Beki Grinter

Emmaüs: adventures in other people’s stuff

In European Union, France on September 2, 2009 at 12:43 pm

Emmaüs is a second hand shop just south of Georgia Tech Lorraine. It receives and resells things that people don’t want. And in general, I’m not a huge second hand shop sort of person. I don’t go “antiquing” very much when I’m in the United States, it’s just not my thing. In fact, I go only when there’s a dearth of other things that I might do, or when I think I am somewhere sufficiently strange that an interesting bargain might be had (somehow the many years of watching Antiques Roadshow have had only that influence on me).

But last week I went antiquing and on an adventure into the world of other French people’s stuff. And it was fascinating.

I went on a Wednesday, accompanied by a GT-L colleague who is very knowledgeable about lace, has a good sense of whether things are hand or machine produced and what style of lace they are. Also knows what fabric the lace is sewn on to. And this matters. I’m not really a lace person, but this is France and France has a long and substantial tradition of lace making. And we’re close to other countries that have that history too.

Emmaüs has a lace room, entirely devoted to the stuff, and it comes in in the form of bed linens, clothing, as well as pieces of lace still waiting to be used as trim for garments. And it’s beautiful. It’s easy to see the hard work that went into it, on the better linens with the better threads, the lace feels rich… and it looks even to the most untrained of eye, beautiful.

Also in the lace room, costume jewelry and vestments. Yes, the latter is ecclesiastical robes. I have not seen any hats yet (once did see a mitre in a Norwich antique shop, quite near the cathedral appropriately). But there are vestments, cassocks, and other forms of regalia. In a large box, in a mess. It’s an interesting juxtaposition. Among the jewelry I made some important finds. A brooch made out of a Queen Victoria (young Victoria) half rupee. And then there’s the tie pin which has a roman coin from Elagabalus‘ reign, he was a real charmer. But that is of course what treasure hunting is all about, you win some and you lose some and it’s not always about money (in this case 1 and 8 euros a piece)… sometimes it’s about getting the good romans and sometimes about getting the completely crazy ones. I knew what I was getting into more with the Victoria rupee, and 1 euro is probably a fair price.

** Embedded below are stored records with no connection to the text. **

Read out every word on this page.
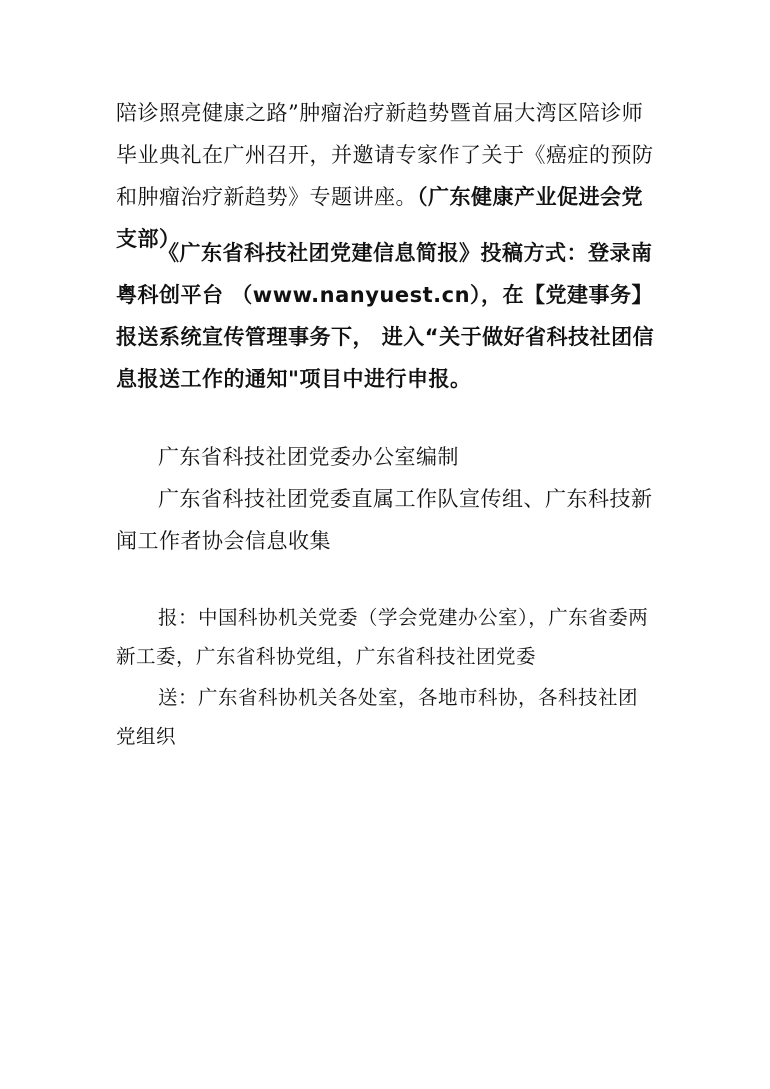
陪诊照亮健康之路”肿瘤治疗新趋势暨首届大湾区陪诊师毕业典礼在广州召开，并邀请专家作了关于《癌症的预防和肿瘤治疗新趋势》专题讲座。（广东健康产业促进会党支部）

《广东省科技社团党建信息简报》投稿方式：登录南粤科创平台 （www.nanyuest.cn），在【党建事务】报送系统宣传管理事务下， 进入“关于做好省科技社团信息报送工作的通知"项目中进行申报。

广东省科技社团党委办公室编制

广东省科技社团党委直属工作队宣传组、广东科技新闻工作者协会信息收集

报：中国科协机关党委（学会党建办公室），广东省委两新工委，广东省科协党组，广东省科技社团党委

送：广东省科协机关各处室，各地市科协，各科技社团党组织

So, that’s a lot about specific things, and I didn’t even touch on the limoges pottery i saw or the couple of art deco lamps. But, Emmaüs is more than just its items. It’s an experience. For a short time you enter a museum, a museum of French life. But not the type that privilege the rich and largely ignore the poor. You see the whole life, and it is very different from the life you can see in American shops. It’s a story about grandma’s 1920’s nightdresses, all hand made, now all for sale, and the costume jewelry that adorned the clothes, and the coats (fur, with hat and gloves), and then to the furniture made out of real wood (no IKEA here) and inlaid with other woods, and finished with marble tops and so forth. And walking through Emmaüs I’m able to glimpse at past lives, more like those I might have had if I had been born in France in the early-middle 1900’s.